Pitelli – secondo borgo ligure a ottenere il riconoscimento, dopo Sestri levante – vuole dimostrare, prima di tutto, che i Borghi autentici non sono cartoline, ma luoghi da vivere. Nonostante gli oltre 100 posti letto, con una potenzialità enorme di crescita, non sarà mai un borgo-museo o un villaggio vacanze, ma una comunità viva: l’obiettivo di tutti (dalla Proloco agli esercenti, dai cittadini ai volontari dell’associazionismo) è quello di promuovere un paese dell’accoglienza, una sorta di paese-albergo – come emerso dal progetto turistico partecipato ideato nel 2015, a valle di un seminario aperto agli operatori del settore – in cui i turisti possano vivere un’esperienza autentica. Proprio questo turismo esperienziale, basato proprio sul coinvolgimento empatico, ha fatto sì che Pitelli sia oggi di moda, grazie al passaparola e alle enormi opportunità offerte dalla rete. Ma a differenza delle mode, che vanno e vengono, intende rafforzare sempre di più la sua vocazione, con l’aiuto di tutti gli abitanti che oggi si sentono chiamati in causa: “Dopo anni tristi in cui il nostro nome era solo associato agli scandali ambientali e la comunità veniva poco valorizzata – dice Valerio Marchini, vicepresidente della Proloco – siamo ora orgogliosi del nuovo approccio di accoglienza, a cui tutti (pizzeria, ristorante, Arci, farmacia, esercenti) contribuiscono con grande passione e impegno”.
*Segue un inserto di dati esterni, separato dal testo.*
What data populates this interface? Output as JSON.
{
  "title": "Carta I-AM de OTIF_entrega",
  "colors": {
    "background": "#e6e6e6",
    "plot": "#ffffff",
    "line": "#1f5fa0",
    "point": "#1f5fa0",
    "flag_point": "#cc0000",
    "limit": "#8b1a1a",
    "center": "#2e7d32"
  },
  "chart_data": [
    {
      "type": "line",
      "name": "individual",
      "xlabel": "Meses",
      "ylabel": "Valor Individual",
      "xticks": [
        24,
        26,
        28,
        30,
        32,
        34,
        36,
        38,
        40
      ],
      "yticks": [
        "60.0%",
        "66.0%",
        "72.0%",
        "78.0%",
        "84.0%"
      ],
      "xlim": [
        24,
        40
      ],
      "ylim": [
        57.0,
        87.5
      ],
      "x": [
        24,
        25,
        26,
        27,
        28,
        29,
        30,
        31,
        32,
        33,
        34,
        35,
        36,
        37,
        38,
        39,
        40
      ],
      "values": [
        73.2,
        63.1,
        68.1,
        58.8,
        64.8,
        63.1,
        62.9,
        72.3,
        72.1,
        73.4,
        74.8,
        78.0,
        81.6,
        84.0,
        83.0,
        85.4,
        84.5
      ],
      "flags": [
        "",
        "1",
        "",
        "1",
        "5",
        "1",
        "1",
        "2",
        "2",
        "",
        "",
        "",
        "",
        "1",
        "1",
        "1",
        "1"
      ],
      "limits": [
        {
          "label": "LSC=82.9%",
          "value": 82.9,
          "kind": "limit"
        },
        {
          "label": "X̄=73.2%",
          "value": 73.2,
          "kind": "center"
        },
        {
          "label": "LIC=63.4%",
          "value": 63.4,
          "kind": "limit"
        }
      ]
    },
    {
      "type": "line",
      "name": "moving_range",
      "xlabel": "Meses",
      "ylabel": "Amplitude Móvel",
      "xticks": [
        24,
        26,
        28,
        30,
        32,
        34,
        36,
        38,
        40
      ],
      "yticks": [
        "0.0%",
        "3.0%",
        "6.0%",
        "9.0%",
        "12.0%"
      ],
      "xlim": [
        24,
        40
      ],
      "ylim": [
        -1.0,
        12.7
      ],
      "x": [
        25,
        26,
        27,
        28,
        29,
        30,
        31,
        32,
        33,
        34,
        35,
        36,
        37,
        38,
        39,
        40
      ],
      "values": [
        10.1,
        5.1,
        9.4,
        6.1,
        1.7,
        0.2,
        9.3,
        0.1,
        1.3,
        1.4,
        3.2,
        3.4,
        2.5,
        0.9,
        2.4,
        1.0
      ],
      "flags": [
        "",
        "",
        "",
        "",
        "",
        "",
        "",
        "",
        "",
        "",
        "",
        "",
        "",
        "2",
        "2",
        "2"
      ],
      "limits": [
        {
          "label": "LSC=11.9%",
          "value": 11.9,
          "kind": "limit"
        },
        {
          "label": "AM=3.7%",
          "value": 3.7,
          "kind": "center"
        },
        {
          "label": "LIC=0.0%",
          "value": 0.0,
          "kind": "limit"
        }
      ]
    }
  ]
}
Pitelli ha una posizione invidiabile – in collina, equidistante da La Spezia, Lerici e Sarzana – e una storia, antica e recente, piena di interesse: basti pensare alle velleità indipendentiste manifestate nel corso della storia ). Ma la sua ricchezza più grande viene dal tessuto sociale e associazionistico (la società di Pubblica Assistenza fondata nel 1896, la Società di Mutuo Soccorso, il Circolo Arci, il Centro Anziani, l’Anpi, la Confraternita, l’Opera Pia, i ragazzi dell’Oratorio, la cooperativa La Pitellese…) che risponde nel modo migliore ai rischi di una società sempre più frammentata e individualistica. “Tutto, da noi, è un lavoro collettivo – spiega Gianni Pioli, presidente della Proloco – e lo sarà anche il Natale, per cui sta già lavorando un tavolo di coordinamento che occorrerà potenziare: dovrà essere un Natale sostenibile, autentico e solidale, come da tradizione pitellese”.